Ahmet Şık'ın açıklamaları, Türkiye'nin siyasi gündeminde önemli bir yer edinecek gibi görünüyor. Özellikle, yaklaşan seçimler öncesinde bu tür tartışmaların yaşanması, siyasi partilerin pozisyonlarını netleştirmesine ve seçmenlerin tercihlerini etkilemesine neden olabilir. Şık'ın önerileri, bazı kesimler tarafından desteklenirken, bazı kesimler tarafından ise şiddetle eleştirilebilir. Bu durum, toplumda kutuplaşmayı artırabilir ve siyasi tansiyonu yükseltebilir.

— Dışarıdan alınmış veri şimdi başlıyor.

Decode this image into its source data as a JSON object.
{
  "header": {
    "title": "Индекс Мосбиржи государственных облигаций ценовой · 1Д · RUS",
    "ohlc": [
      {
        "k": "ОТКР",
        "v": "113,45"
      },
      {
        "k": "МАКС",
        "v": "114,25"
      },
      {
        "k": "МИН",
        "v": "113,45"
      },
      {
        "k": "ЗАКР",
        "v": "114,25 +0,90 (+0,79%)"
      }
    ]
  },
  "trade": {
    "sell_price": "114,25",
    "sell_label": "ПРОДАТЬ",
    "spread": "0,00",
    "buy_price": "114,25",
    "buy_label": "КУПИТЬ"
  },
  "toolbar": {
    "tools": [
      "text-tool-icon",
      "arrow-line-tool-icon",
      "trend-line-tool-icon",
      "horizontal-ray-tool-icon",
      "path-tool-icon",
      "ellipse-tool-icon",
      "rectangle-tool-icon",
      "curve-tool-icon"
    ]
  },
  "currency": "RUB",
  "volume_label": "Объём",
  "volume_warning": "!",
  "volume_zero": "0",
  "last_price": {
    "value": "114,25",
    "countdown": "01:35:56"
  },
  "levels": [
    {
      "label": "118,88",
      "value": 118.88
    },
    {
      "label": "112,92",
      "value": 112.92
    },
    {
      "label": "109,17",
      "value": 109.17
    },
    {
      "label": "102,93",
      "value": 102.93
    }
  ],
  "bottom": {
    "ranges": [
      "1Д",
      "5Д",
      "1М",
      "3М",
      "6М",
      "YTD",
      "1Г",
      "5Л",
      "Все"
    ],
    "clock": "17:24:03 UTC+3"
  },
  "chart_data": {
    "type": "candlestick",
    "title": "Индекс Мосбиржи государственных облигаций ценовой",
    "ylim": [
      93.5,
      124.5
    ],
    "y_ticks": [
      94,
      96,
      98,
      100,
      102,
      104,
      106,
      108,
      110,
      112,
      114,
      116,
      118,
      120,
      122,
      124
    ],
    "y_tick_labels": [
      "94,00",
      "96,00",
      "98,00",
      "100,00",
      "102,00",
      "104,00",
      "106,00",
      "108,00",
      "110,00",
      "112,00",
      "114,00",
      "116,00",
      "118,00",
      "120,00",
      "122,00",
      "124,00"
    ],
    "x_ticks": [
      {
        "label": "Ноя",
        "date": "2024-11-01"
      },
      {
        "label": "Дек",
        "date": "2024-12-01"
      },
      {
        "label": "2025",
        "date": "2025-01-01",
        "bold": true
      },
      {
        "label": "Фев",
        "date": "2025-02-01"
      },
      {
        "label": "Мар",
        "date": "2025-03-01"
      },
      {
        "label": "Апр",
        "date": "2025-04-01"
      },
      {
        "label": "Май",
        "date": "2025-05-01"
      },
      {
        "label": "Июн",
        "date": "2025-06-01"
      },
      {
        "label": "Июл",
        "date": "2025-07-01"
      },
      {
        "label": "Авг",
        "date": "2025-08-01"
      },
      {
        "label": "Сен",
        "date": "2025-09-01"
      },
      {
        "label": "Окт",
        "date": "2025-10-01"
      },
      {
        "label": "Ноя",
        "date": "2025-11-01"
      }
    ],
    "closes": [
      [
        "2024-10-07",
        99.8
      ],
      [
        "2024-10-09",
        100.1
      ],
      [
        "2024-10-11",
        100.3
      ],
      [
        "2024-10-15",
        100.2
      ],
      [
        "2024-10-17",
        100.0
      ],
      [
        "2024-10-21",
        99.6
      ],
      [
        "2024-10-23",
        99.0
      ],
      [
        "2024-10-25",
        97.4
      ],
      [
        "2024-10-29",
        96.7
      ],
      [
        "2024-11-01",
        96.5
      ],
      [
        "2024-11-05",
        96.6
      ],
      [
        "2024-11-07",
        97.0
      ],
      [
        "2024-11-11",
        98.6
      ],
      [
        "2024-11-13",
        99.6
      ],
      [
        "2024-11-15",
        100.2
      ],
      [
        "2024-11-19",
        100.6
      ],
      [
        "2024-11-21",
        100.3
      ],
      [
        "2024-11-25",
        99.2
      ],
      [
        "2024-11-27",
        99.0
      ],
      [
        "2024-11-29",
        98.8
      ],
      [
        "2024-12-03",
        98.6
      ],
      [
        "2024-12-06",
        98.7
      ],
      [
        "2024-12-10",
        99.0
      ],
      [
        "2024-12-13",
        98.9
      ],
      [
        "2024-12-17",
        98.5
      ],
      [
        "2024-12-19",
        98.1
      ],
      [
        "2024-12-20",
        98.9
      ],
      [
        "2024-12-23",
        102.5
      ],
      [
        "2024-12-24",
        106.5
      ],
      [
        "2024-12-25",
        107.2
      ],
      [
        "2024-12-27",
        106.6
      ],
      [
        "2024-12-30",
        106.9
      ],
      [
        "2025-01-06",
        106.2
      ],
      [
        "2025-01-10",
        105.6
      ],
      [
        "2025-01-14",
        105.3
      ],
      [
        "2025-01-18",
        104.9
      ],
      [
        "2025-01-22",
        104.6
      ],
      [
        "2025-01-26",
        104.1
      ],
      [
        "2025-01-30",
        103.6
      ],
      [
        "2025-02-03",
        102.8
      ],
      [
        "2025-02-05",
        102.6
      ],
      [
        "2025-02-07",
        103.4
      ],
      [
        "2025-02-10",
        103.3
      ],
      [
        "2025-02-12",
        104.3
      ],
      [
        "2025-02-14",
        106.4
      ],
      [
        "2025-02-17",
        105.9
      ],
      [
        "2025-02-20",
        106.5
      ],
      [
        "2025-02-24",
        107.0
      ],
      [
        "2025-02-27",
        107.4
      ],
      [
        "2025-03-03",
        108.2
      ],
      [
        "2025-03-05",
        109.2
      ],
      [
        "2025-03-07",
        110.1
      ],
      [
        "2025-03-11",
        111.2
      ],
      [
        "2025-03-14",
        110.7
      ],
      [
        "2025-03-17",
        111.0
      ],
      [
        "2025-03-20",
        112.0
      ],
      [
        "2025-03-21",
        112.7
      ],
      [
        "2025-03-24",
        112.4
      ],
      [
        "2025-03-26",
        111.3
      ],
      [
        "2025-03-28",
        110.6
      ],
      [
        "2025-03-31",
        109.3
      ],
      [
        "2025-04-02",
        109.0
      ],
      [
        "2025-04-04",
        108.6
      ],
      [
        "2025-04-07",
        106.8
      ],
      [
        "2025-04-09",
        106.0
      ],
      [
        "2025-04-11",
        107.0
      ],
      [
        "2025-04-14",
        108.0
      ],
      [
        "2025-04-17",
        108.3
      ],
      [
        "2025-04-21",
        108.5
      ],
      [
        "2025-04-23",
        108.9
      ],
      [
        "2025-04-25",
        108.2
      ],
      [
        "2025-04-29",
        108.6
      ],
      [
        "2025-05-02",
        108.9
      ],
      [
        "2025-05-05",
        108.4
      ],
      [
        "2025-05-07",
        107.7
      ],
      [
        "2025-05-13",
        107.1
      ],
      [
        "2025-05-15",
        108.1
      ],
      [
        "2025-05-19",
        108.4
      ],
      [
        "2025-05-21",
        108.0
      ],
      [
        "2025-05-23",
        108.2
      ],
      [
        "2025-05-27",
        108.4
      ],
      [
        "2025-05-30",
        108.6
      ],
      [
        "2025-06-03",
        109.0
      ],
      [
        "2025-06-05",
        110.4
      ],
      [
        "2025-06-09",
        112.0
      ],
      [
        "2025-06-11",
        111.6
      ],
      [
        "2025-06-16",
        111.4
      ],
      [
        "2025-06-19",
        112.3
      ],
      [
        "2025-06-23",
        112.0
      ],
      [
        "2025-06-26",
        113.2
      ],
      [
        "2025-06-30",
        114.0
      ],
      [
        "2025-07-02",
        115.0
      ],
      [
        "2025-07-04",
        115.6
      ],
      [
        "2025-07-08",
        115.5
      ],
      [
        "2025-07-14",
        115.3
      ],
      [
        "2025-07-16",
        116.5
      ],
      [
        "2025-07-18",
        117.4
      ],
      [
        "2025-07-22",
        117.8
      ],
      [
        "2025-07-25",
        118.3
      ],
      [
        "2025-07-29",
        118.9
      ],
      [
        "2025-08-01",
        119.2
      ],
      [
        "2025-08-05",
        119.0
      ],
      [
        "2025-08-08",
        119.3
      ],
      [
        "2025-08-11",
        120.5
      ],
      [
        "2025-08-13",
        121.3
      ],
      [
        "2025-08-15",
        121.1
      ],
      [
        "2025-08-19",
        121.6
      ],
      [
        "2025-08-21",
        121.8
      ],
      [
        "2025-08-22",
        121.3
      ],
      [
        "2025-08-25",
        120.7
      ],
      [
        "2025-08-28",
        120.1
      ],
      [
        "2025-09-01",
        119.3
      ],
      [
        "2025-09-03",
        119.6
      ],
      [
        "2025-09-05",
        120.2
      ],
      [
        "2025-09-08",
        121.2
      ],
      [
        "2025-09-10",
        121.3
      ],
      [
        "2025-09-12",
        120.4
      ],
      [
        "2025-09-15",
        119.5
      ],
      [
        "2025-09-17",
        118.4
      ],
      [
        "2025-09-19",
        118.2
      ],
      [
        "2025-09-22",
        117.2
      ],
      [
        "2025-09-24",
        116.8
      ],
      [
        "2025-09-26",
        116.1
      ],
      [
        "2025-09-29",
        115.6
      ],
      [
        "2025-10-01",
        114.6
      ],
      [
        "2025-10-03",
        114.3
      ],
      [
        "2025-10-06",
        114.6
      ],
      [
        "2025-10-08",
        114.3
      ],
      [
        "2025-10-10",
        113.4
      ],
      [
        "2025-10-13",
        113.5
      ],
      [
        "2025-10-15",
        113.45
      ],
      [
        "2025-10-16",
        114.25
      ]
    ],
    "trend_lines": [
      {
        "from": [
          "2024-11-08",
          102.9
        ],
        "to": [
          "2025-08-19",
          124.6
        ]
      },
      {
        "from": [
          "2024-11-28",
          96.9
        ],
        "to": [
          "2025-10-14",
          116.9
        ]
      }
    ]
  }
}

Ayrıca, Ahmet Şık'ın açıklamaları, Türkiye'nin uluslararası ilişkilerini de etkileyebilir. Özellikle, Kandil'e gidilmesi ve terör örgütü yöneticileriyle görüşülmesi önerisi, Türkiye'nin müttefikleriyle ilişkilerini zorlaştırabilir. Türkiye'nin terörle mücadeledeki kararlılığına gölge düşürebilir ve uluslararası kamuoyunda farklı algılara yol açabilir. Bu nedenle, Şık'ın açıklamalarının dikkatle değerlendirilmesi ve Türkiye'nin çıkarları doğrultusunda hareket edilmesi gerekiyor.

Sonuç olarak, Ahmet Şık'ın TBMM Milli Dayanışma, Kardeşlik ve Demokrasi Komisyonu'nda yaptığı açıklamalar, Türkiye'nin siyasi ve sosyal gündeminde uzun süre tartışılacak gibi görünüyor. Bu açıklamaların, çözüm sürecine katkı sağlayıp sağlamayacağı, kamuoyunda ve siyasi arenada nasıl yankı bulacağı önümüzdeki günlerde netlik kazanacak.